Innovative hospitals are rejecting a provider-perspective in order to match health interventions to each patient’s intertwined needs and desires – psychological, social and cultural as well as bio-medical. Innovative public sector leaders are seeking citizen-engagement as they jettison top-down assumptions about successful policies and programs.
The enhanced understanding of innovation as a complex human process is generating new forms of collaboration both within and across sectors. The desired culture of innovation now involves multiple types of partnerships, the adoption of new modes of campus-community engagement, and the development of new networks and means of networking both face-to-face and virtual.
These trends are accelerating as the rise of the service sector – now accounting for well over two-thirds of GDP in developed countries – further emphasizes the importance of understanding thinking and behaviour in order to innovate successfully.
At the Social Sciences and Humanities Research Council (SSHRC), Canada’s granting agency that supports post-secondary research and research training in these fields, we have developed an outward-looking, nimble and user-friendly system for administering our programs to improve our ability to enable research excellence and innovation.

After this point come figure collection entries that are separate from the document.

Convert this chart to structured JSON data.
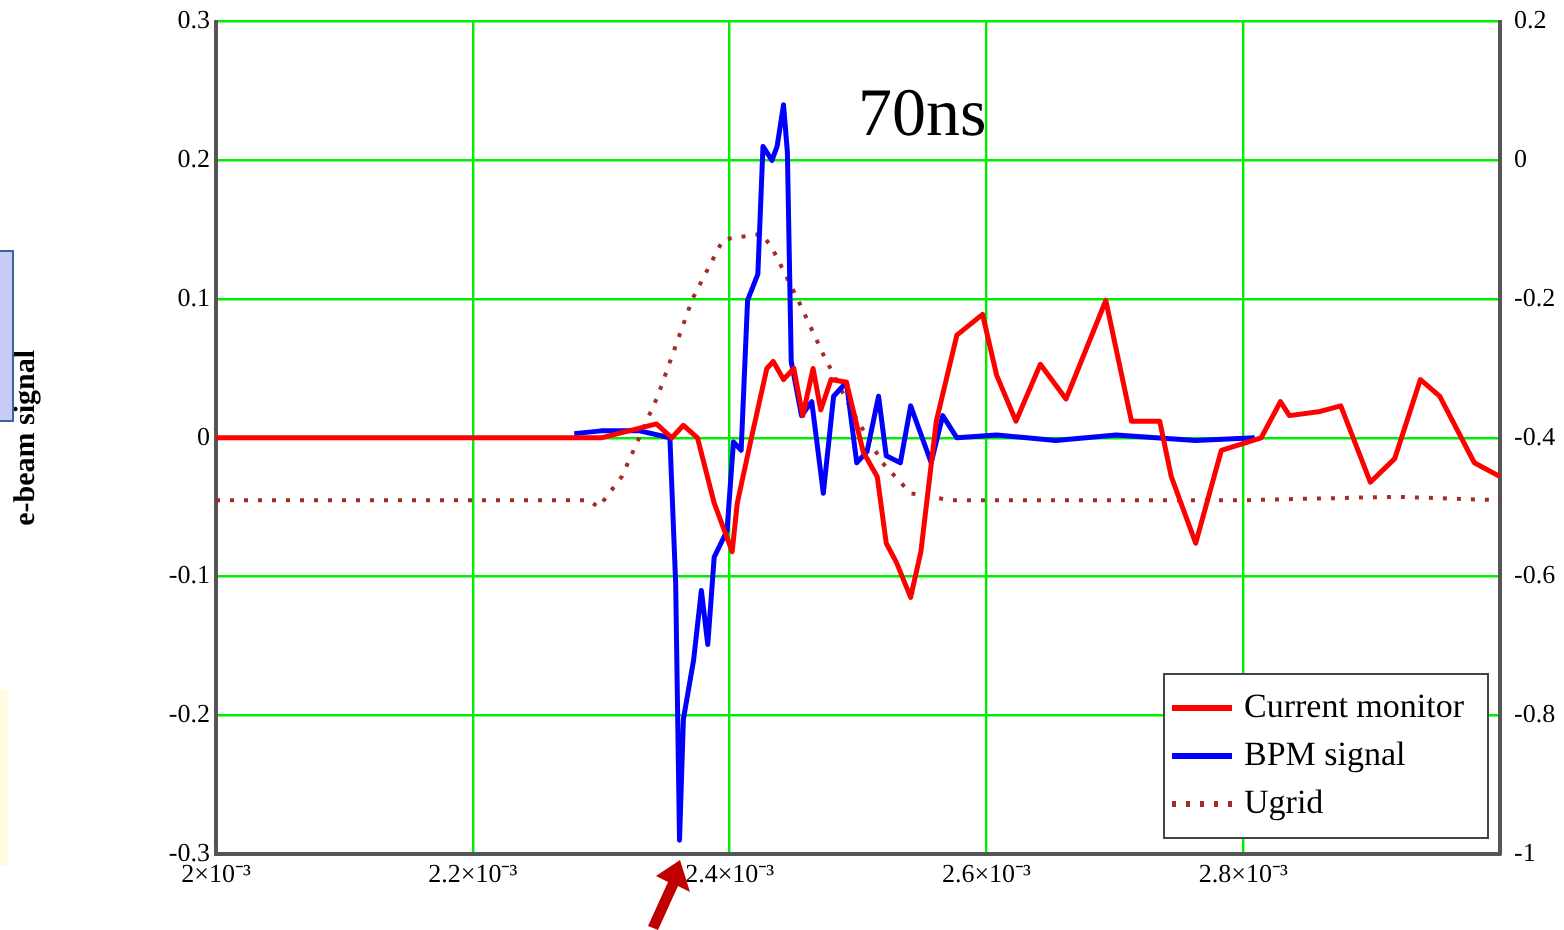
{
  "chart_data": {
    "type": "line",
    "ylabel": "e-beam signal",
    "annotations": [
      "70ns"
    ],
    "xlim": [
      0.002,
      0.003
    ],
    "xticks": [
      {
        "value": 0.002,
        "label": "2×10⁻³"
      },
      {
        "value": 0.0022,
        "label": "2.2×10⁻³"
      },
      {
        "value": 0.0024,
        "label": "2.4×10⁻³"
      },
      {
        "value": 0.0026,
        "label": "2.6×10⁻³"
      },
      {
        "value": 0.0028,
        "label": "2.8×10⁻³"
      }
    ],
    "ylim": [
      -0.3,
      0.3
    ],
    "yticks": [
      -0.3,
      -0.2,
      -0.1,
      0,
      0.1,
      0.2,
      0.3
    ],
    "y2lim": [
      -1,
      0.2
    ],
    "y2ticks": [
      -1,
      -0.8,
      -0.6,
      -0.4,
      -0.2,
      0,
      0.2
    ],
    "grid": true,
    "legend": "bottom right",
    "marker": "none",
    "series": [
      {
        "name": "Current monitor",
        "color": "#ff0000",
        "line_style": "solid",
        "x": [
          0.002,
          0.0021,
          0.0022,
          0.0023,
          0.002343,
          0.002355,
          0.002364,
          0.002375,
          0.002388,
          0.002402,
          0.002406,
          0.002417,
          0.002429,
          0.002434,
          0.002442,
          0.00245,
          0.002457,
          0.002465,
          0.002471,
          0.002479,
          0.002491,
          0.002504,
          0.002515,
          0.002522,
          0.00253,
          0.002541,
          0.002549,
          0.002561,
          0.002577,
          0.002597,
          0.002608,
          0.002623,
          0.002642,
          0.002662,
          0.002693,
          0.002713,
          0.002735,
          0.002744,
          0.002763,
          0.002783,
          0.002814,
          0.002829,
          0.002836,
          0.00286,
          0.002876,
          0.002899,
          0.002918,
          0.002938,
          0.002953,
          0.00298,
          0.003
        ],
        "values": [
          0,
          0,
          0,
          0,
          0.01,
          0,
          0.009,
          0,
          -0.047,
          -0.082,
          -0.047,
          0,
          0.05,
          0.055,
          0.042,
          0.05,
          0.016,
          0.05,
          0.02,
          0.042,
          0.04,
          -0.01,
          -0.028,
          -0.076,
          -0.09,
          -0.115,
          -0.082,
          0.012,
          0.074,
          0.089,
          0.045,
          0.012,
          0.053,
          0.028,
          0.099,
          0.012,
          0.012,
          -0.028,
          -0.076,
          -0.009,
          0,
          0.026,
          0.016,
          0.019,
          0.023,
          -0.032,
          -0.015,
          0.042,
          0.03,
          -0.018,
          -0.028
        ]
      },
      {
        "name": "BPM signal",
        "color": "#0000ff",
        "line_style": "solid",
        "x": [
          0.002279,
          0.0023,
          0.00233,
          0.0023535,
          0.002358,
          0.002361,
          0.002364,
          0.002372,
          0.002378,
          0.002383,
          0.002388,
          0.002398,
          0.002403,
          0.002409,
          0.002414,
          0.002422,
          0.002426,
          0.002433,
          0.002437,
          0.002442,
          0.002445,
          0.002448,
          0.002456,
          0.002464,
          0.002473,
          0.002481,
          0.002491,
          0.002499,
          0.002507,
          0.002516,
          0.002522,
          0.002533,
          0.002541,
          0.002557,
          0.002566,
          0.002577,
          0.002608,
          0.002654,
          0.002701,
          0.002763,
          0.002809
        ],
        "values": [
          0.003,
          0.005,
          0.005,
          0,
          -0.105,
          -0.29,
          -0.203,
          -0.16,
          -0.11,
          -0.149,
          -0.086,
          -0.067,
          -0.003,
          -0.009,
          0.099,
          0.118,
          0.21,
          0.2,
          0.21,
          0.24,
          0.206,
          0.055,
          0.016,
          0.026,
          -0.04,
          0.03,
          0.04,
          -0.018,
          -0.01,
          0.03,
          -0.013,
          -0.018,
          0.023,
          -0.018,
          0.016,
          0,
          0.002,
          -0.002,
          0.002,
          -0.002,
          0
        ]
      },
      {
        "name": "Ugrid",
        "color": "#a52a2a",
        "line_style": "dotted",
        "axis": "y2",
        "x": [
          0.002,
          0.0022,
          0.00229,
          0.002298,
          0.002316,
          0.002344,
          0.002371,
          0.002395,
          0.002425,
          0.002433,
          0.002453,
          0.002473,
          0.002495,
          0.002519,
          0.002541,
          0.002572,
          0.0028,
          0.002919,
          0.003
        ],
        "values": [
          -0.49,
          -0.49,
          -0.49,
          -0.5,
          -0.456,
          -0.34,
          -0.2,
          -0.114,
          -0.106,
          -0.126,
          -0.2,
          -0.28,
          -0.36,
          -0.436,
          -0.48,
          -0.49,
          -0.49,
          -0.485,
          -0.49
        ]
      }
    ]
  }
}
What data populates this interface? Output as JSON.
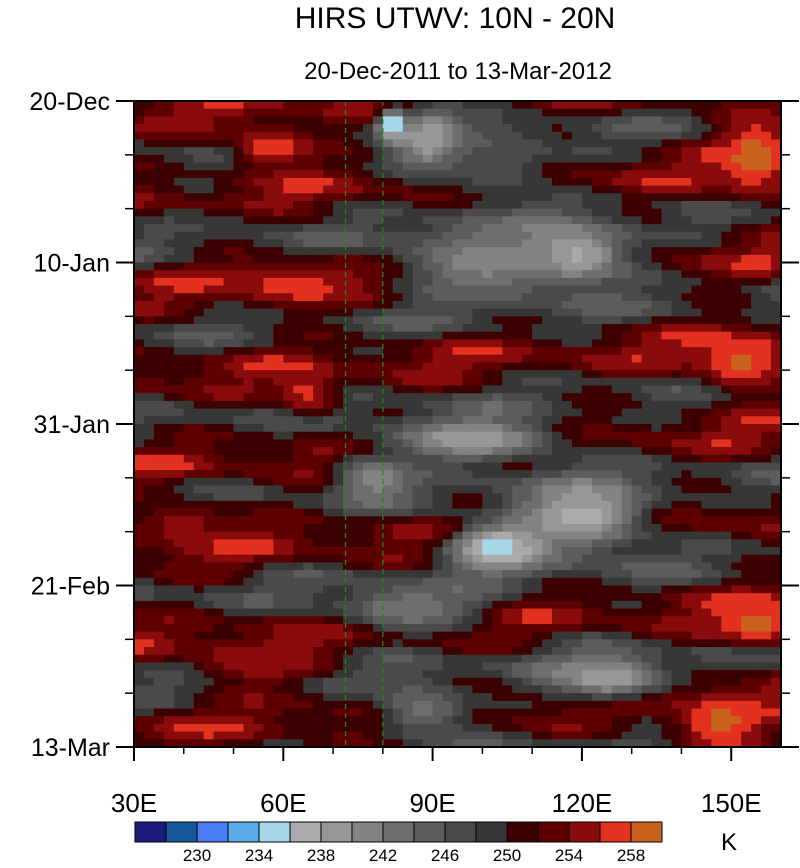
{
  "chart_data": {
    "type": "heatmap",
    "title": "HIRS UTWV: 10N - 20N",
    "subtitle": "20-Dec-2011 to 13-Mar-2012",
    "x_axis": {
      "range": [
        30,
        160
      ],
      "ticks": [
        30,
        60,
        90,
        120,
        150
      ],
      "tick_labels": [
        "30E",
        "60E",
        "90E",
        "120E",
        "150E"
      ]
    },
    "y_axis": {
      "range_days": [
        0,
        84
      ],
      "direction": "top-to-bottom",
      "ticks": [
        0,
        21,
        42,
        63,
        84
      ],
      "tick_labels": [
        "20-Dec",
        "10-Jan",
        "31-Jan",
        "21-Feb",
        "13-Mar"
      ]
    },
    "reference_lines_lon": [
      72.5,
      80
    ],
    "colorbar": {
      "unit": "K",
      "levels": [
        228,
        230,
        232,
        234,
        236,
        238,
        240,
        242,
        244,
        246,
        248,
        250,
        252,
        254,
        256,
        258
      ],
      "label_values": [
        "230",
        "234",
        "238",
        "242",
        "246",
        "250",
        "254",
        "258"
      ],
      "colors": [
        "#1c1c7a",
        "#175a9c",
        "#4a7df5",
        "#5aaae8",
        "#a6d8ea",
        "#aaaaaa",
        "#979797",
        "#838383",
        "#6e6e6e",
        "#5c5c5c",
        "#4a4a4a",
        "#373737",
        "#3d0000",
        "#5e0000",
        "#8a0b0b",
        "#e2311e",
        "#c9621f"
      ]
    },
    "features": [
      {
        "lon": 58,
        "day": 6,
        "value": 258,
        "sx": 9,
        "sy": 3
      },
      {
        "lon": 82,
        "day": 3,
        "value": 232,
        "sx": 3,
        "sy": 2
      },
      {
        "lon": 90,
        "day": 5,
        "value": 236,
        "sx": 7,
        "sy": 4
      },
      {
        "lon": 103,
        "day": 8,
        "value": 246,
        "sx": 12,
        "sy": 6
      },
      {
        "lon": 155,
        "day": 7,
        "value": 259,
        "sx": 8,
        "sy": 6
      },
      {
        "lon": 118,
        "day": 20,
        "value": 236,
        "sx": 12,
        "sy": 4
      },
      {
        "lon": 100,
        "day": 21,
        "value": 241,
        "sx": 18,
        "sy": 5
      },
      {
        "lon": 62,
        "day": 24,
        "value": 257,
        "sx": 12,
        "sy": 3
      },
      {
        "lon": 45,
        "day": 16,
        "value": 248,
        "sx": 12,
        "sy": 2
      },
      {
        "lon": 152,
        "day": 34,
        "value": 259,
        "sx": 9,
        "sy": 4
      },
      {
        "lon": 65,
        "day": 38,
        "value": 257,
        "sx": 6,
        "sy": 3
      },
      {
        "lon": 98,
        "day": 44,
        "value": 238,
        "sx": 18,
        "sy": 3
      },
      {
        "lon": 78,
        "day": 49,
        "value": 240,
        "sx": 7,
        "sy": 3
      },
      {
        "lon": 120,
        "day": 54,
        "value": 237,
        "sx": 14,
        "sy": 5
      },
      {
        "lon": 103,
        "day": 58,
        "value": 234,
        "sx": 10,
        "sy": 3
      },
      {
        "lon": 40,
        "day": 55,
        "value": 255,
        "sx": 12,
        "sy": 3
      },
      {
        "lon": 85,
        "day": 66,
        "value": 242,
        "sx": 15,
        "sy": 3
      },
      {
        "lon": 155,
        "day": 68,
        "value": 259,
        "sx": 8,
        "sy": 3
      },
      {
        "lon": 125,
        "day": 75,
        "value": 238,
        "sx": 12,
        "sy": 3
      },
      {
        "lon": 88,
        "day": 79,
        "value": 243,
        "sx": 10,
        "sy": 4
      },
      {
        "lon": 148,
        "day": 81,
        "value": 259,
        "sx": 10,
        "sy": 4
      },
      {
        "lon": 55,
        "day": 73,
        "value": 256,
        "sx": 14,
        "sy": 3
      }
    ]
  }
}
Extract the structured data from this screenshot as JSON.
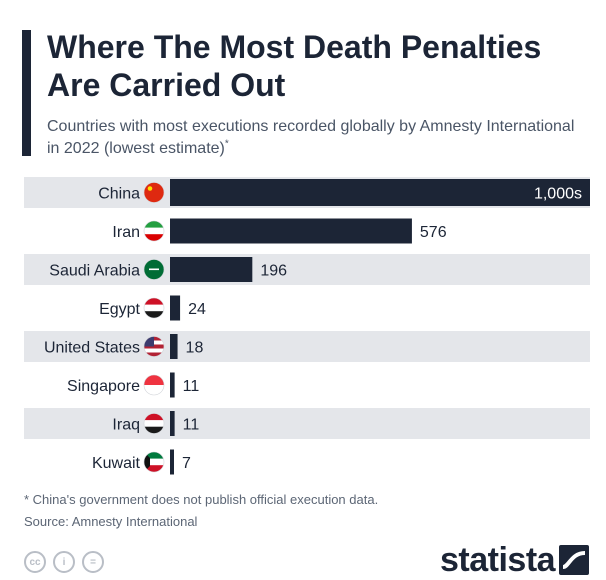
{
  "header": {
    "title": "Where The Most Death Penalties Are Carried Out",
    "subtitle": "Countries with most executions recorded globally by Amnesty International in 2022 (lowest estimate)",
    "subtitle_marker": "*"
  },
  "chart_data": {
    "type": "bar",
    "orientation": "horizontal",
    "categories": [
      "China",
      "Iran",
      "Saudi Arabia",
      "Egypt",
      "United States",
      "Singapore",
      "Iraq",
      "Kuwait"
    ],
    "values": [
      1000,
      576,
      196,
      24,
      18,
      11,
      11,
      7
    ],
    "value_labels": [
      "1,000s",
      "576",
      "196",
      "24",
      "18",
      "11",
      "11",
      "7"
    ],
    "flags": [
      "flag-china-icon",
      "flag-iran-icon",
      "flag-saudi-arabia-icon",
      "flag-egypt-icon",
      "flag-united-states-icon",
      "flag-singapore-icon",
      "flag-iraq-icon",
      "flag-kuwait-icon"
    ],
    "bar_color": "#1c2536",
    "row_band_color": "#e4e6ea",
    "xlim": [
      0,
      1000
    ],
    "grid": false
  },
  "footer": {
    "footnote": "* China's government does not publish official execution data.",
    "source": "Source: Amnesty International",
    "license_icons": [
      "creative-commons-icon",
      "attribution-icon",
      "no-derivatives-icon"
    ],
    "license_glyphs": [
      "cc",
      "i",
      "="
    ],
    "brand": "statista"
  }
}
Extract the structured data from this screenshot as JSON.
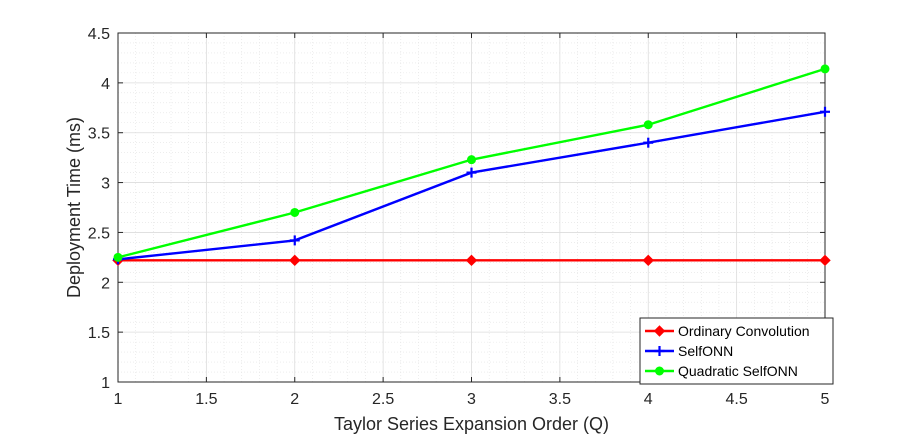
{
  "chart_data": {
    "type": "line",
    "xlabel": "Taylor Series Expansion Order (Q)",
    "ylabel": "Deployment Time (ms)",
    "xlim": [
      1,
      5
    ],
    "ylim": [
      1,
      4.5
    ],
    "x_ticks": [
      "1",
      "1.5",
      "2",
      "2.5",
      "3",
      "3.5",
      "4",
      "4.5",
      "5"
    ],
    "y_ticks": [
      "1",
      "1.5",
      "2",
      "2.5",
      "3",
      "3.5",
      "4",
      "4.5"
    ],
    "grid": true,
    "minor_grid": true,
    "legend_position": "bottom-right",
    "x": [
      1,
      2,
      3,
      4,
      5
    ],
    "series": [
      {
        "name": "Ordinary Convolution",
        "values": [
          2.22,
          2.22,
          2.22,
          2.22,
          2.22
        ],
        "color": "#ff0000",
        "marker": "diamond"
      },
      {
        "name": "SelfONN",
        "values": [
          2.23,
          2.42,
          3.1,
          3.4,
          3.71
        ],
        "color": "#0000ff",
        "marker": "plus"
      },
      {
        "name": "Quadratic SelfONN",
        "values": [
          2.25,
          2.7,
          3.23,
          3.58,
          4.14
        ],
        "color": "#00ff00",
        "marker": "circle"
      }
    ]
  }
}
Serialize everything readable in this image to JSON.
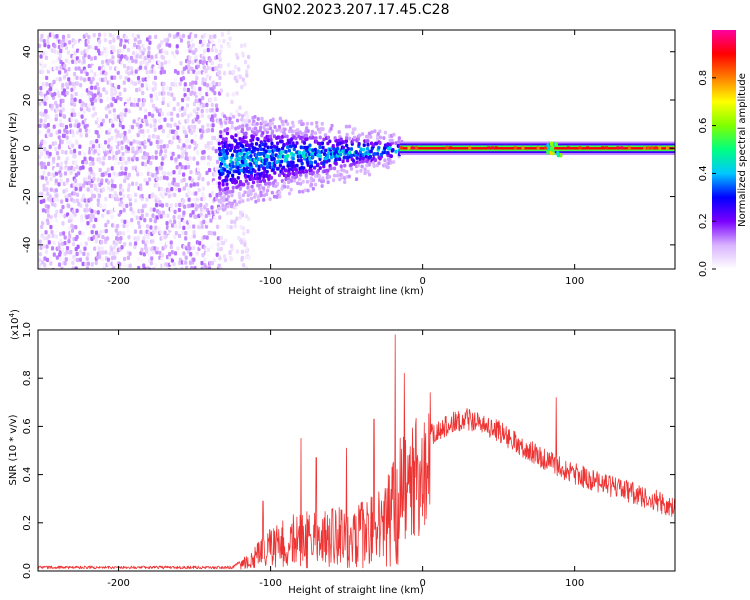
{
  "title": "GN02.2023.207.17.45.C28",
  "chart_data": [
    {
      "type": "heatmap",
      "xlabel": "Height of straight line (km)",
      "ylabel": "Frequency (Hz)",
      "xlim": [
        -253,
        166
      ],
      "ylim": [
        -50,
        49
      ],
      "x_ticks": [
        -200,
        -100,
        0,
        100
      ],
      "x_tick_labels": [
        "-200",
        "-100",
        "0",
        "100"
      ],
      "y_ticks": [
        -40,
        -20,
        0,
        20,
        40
      ],
      "y_tick_labels": [
        "-40",
        "-20",
        "0",
        "20",
        "40"
      ],
      "colorbar": {
        "label": "Normalized spectral amplitude",
        "range": [
          0,
          1
        ],
        "ticks": [
          0.0,
          0.2,
          0.4,
          0.6,
          0.8
        ],
        "tick_labels": [
          "0.0",
          "0.2",
          "0.4",
          "0.6",
          "0.8"
        ],
        "colormap": [
          "#ffffff",
          "#d9b3ff",
          "#7a00ff",
          "#0000ff",
          "#00c8ff",
          "#00ff80",
          "#80ff00",
          "#ffff00",
          "#ff8000",
          "#ff0000",
          "#ff00a0"
        ]
      },
      "regions": [
        {
          "x_range": [
            -253,
            -135
          ],
          "freq_range": [
            -50,
            49
          ],
          "amplitude": [
            0.0,
            0.15
          ],
          "note": "broadband low-amplitude noise"
        },
        {
          "x_range": [
            -135,
            -15
          ],
          "freq_range": [
            -20,
            10
          ],
          "center_freq_start": -5,
          "center_freq_end": 0,
          "amplitude": [
            0.1,
            0.45
          ]
        },
        {
          "x_range": [
            -15,
            166
          ],
          "freq_range": [
            -3,
            3
          ],
          "center_freq": 0,
          "amplitude": [
            0.3,
            0.95
          ]
        }
      ]
    },
    {
      "type": "line",
      "xlabel": "Height of straight line (km)",
      "ylabel": "SNR (10 * v/v)",
      "y_multiplier_label": "(x10",
      "y_multiplier_exp": "4",
      "y_multiplier_close": ")",
      "xlim": [
        -253,
        166
      ],
      "ylim": [
        0,
        1.0
      ],
      "x_ticks": [
        -200,
        -100,
        0,
        100
      ],
      "x_tick_labels": [
        "-200",
        "-100",
        "0",
        "100"
      ],
      "y_ticks": [
        0.0,
        0.2,
        0.4,
        0.6,
        0.8,
        1.0
      ],
      "y_tick_labels": [
        "0.0",
        "0.2",
        "0.4",
        "0.6",
        "0.8",
        "1.0"
      ],
      "series": [
        {
          "color": "#ee3333",
          "envelope_x": [
            -253,
            -200,
            -150,
            -125,
            -115,
            -100,
            -80,
            -60,
            -40,
            -25,
            -18,
            -10,
            0,
            10,
            20,
            30,
            50,
            70,
            90,
            110,
            130,
            150,
            166
          ],
          "envelope_y": [
            0.015,
            0.015,
            0.015,
            0.015,
            0.06,
            0.16,
            0.22,
            0.23,
            0.25,
            0.3,
            0.45,
            0.52,
            0.55,
            0.58,
            0.62,
            0.63,
            0.58,
            0.5,
            0.43,
            0.38,
            0.34,
            0.3,
            0.26
          ],
          "peaks": [
            {
              "x": -105,
              "y": 0.29
            },
            {
              "x": -80,
              "y": 0.55
            },
            {
              "x": -70,
              "y": 0.47
            },
            {
              "x": -50,
              "y": 0.51
            },
            {
              "x": -32,
              "y": 0.63
            },
            {
              "x": -18,
              "y": 0.98
            },
            {
              "x": -12,
              "y": 0.82
            },
            {
              "x": 5,
              "y": 0.74
            },
            {
              "x": 88,
              "y": 0.72
            }
          ]
        }
      ]
    }
  ]
}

Our renewed program “architecture” embraces established and emerging ways to develop the talent needed across the public, private and non-profit sectors as Canada confronts an increasingly globalized, digital economy and society. It seeks to support research that generates insights about Canadians and the broader human society in the past and present – who we are, what we think, and how we act and might act in the future. And our approach fosters myriad forms of connection between campuses and the broader society, for their mutual benefit.
In this innovation, SSHRC has also developed an inclusive definition of, and improved reporting about, the substantive benefits, influence and impact of improved understanding and knowledge about people for all sectors of society.
A great deal of work remains to be done to implement the new people-centered model of innovation in agencies like SSHRC as well as in businesses, governments and other organizations. The new model calls upon us to re-kindle the relationship between knowledge and society; to re-imagine and renew the historic covenant between campuses and the public; and to exploit all the ways of knowing about the past and present to tackle the world’s toughest challenges. Such innovation holds the promise of a productive and prosperous, resilient and safe, ethical and just society in the 21st century.
Chad Gaffield is president of the Social Sciences and Humanities Research Council of Canada. He is a former president of the Canadian Federation for the Humanities and Social Sciences.